Three times a year I go to a local university along with a group of other members of my local SCORE* chapter. It is a nationally known school that trains and graduates medical technicians. Most are fresh in from high school and graduate the university with little more than internship job experience.
We go there to conduct mock job interviews to help the graduates polish their interview skills and punch up resume’s. The issue of experience always comes up and for good reason.
This is the second installment in my series of the 16 Qualities of a Superlative Leader. The first, intelligence leads to this one, experience. Albert Einstein, arguably one of the most intelligent people in the modern world, said that “Knowledge comes from experience. Information is not knowledge. The only source of knowledge is experience.”
I do not want to give any impression that I am uncomfortable with higher education. I am not. I have a Master’s degree myself. But superlative leaders are not merely educated. They are also experienced.
A young graduate joined a prestigious company and quickly became an admirer of one of the company’s leaders. After several weeks, he approached the man and asked if he would become a mentor. One of the first questions he asked of the mentor was “How did you get to the position and place of authority and influence that you have?”
“That’s simple,” the man replied. “Good decisions.”
“But how do you learn to make good decisions?”
“Simple,” the mentor answered. “Experience.”
“Well, enough,” the young grad answered. “But, if I may, how do you get the experience?”
“Simple, again,” he replied. “Bad decisions.”
Indeed, the information we acquire in the formal educational process provides a body of facts and insights that get us started. But it is experience that matures our insights and gives life to facts. The strategic and tactical skills of leadership require the application of one’s skill in a real life situation.
The business dictionary defines it as “Familiarity with a skill or field of knowledge acquired over months or years of actual practice and which, presumably, has resulted in superior understanding or mastery.”
Superlative leaders, because they are intelligent and can figure things out, let experience teach them even more. Bad decisions have yielded the knowledge to make good decisions.
Here are 8 reasons why experience is one of my 16 qualities of the superlative leader.
- Because it illustrates that you have a history of successful encounters with the exigencies of life. Life always pitches curve balls. Experienced people have learned to read the pitch and respond with the right hit.
- Because it demonstrates that you can handle success…and failure. Winning is great and not always that easy to handle. But failure is part of the game, too. You don’t field every pitch every time but over time and with experience you do get better at it.
- Because successful encounters with the exigencies of life produce one essential component of successful and impactful leadership – confidence. Confidence breeds, well, confidence. If people are to follow, they must have confidence in the one who leads. Without it, their loyalty is tentative and your platform is shaky. More importantly, you must have confidence in yourself. There’s nothing like the successful encounter with exigencies that builds your confidence in your abilities and role as a leader.
- Because experience indicates time and circumstances have honed your skill sets and your information base resulting in what others will recognize as a growing competence. Incompetence and inexperience are inseparable. Experience makes a seasoned veteran where there had been a novice. Superlative leaders know what they are doing and others know that, too. If you want people to trust you and follow you, they have to believe in you. Competence reinforces their trust.

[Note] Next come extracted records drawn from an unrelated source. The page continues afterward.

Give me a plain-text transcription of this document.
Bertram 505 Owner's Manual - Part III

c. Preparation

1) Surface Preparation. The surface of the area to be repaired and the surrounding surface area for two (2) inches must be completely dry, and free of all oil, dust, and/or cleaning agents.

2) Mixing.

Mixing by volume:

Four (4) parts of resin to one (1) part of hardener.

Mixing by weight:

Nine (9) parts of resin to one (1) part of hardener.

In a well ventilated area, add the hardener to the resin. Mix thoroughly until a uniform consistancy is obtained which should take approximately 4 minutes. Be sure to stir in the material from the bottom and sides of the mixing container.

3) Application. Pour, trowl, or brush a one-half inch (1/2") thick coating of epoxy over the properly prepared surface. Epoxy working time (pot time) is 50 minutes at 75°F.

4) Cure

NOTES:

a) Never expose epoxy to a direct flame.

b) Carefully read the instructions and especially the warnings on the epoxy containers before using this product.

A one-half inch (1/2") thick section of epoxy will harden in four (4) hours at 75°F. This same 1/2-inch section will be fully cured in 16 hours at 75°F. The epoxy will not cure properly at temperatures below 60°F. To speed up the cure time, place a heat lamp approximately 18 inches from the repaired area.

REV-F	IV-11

- Because it means you have learned how to play well with others. It’s called the socialization process and some people never quite get through it. But most do and experience teaches how to get along and go along. Superlative leaders are adaptable, flexible, and amiable. Experience shows us how and when.
- Because experience sharpens your vision and shows you what to look for and what you see when you look. Novices are a bit wide-eyed. Well-meaning, but wide-eyed. Experience in a particular industry sharpens your focus and narrows the field of vision so you know what’s critical, what’s important, and what’s less imperative.
- Because you learn not only what to look for but what to overlook. Not everything or ever incidence demands your presence or even your attention. In the beginning you are everywhere and learning everything. Experience teaches what to ignore or place lower down the list of priorities.
- Because it demonstrates perseverance. Some objectives are reached quickly, many are not. Time in the saddle buys you the right to be respected and listened to. You earn the loyalty of others by virtue of battles fought and victories won.
Experience is where life makes itself real. All superlative leaders are full of experiences upon which they can draw, of lessons learned the easy way and the hard way. Novices are full of knowledge. Seasoned, experiences leaders are full of wisdom.
*Score is a volunteer branch of the Small Business Administration. Its name means the Service Corps Of Retired Executives. There are about 400 chapters throughout the United States staffed by volunteers from every facet of business. They offer their services at no charge to business people and aspiring ones.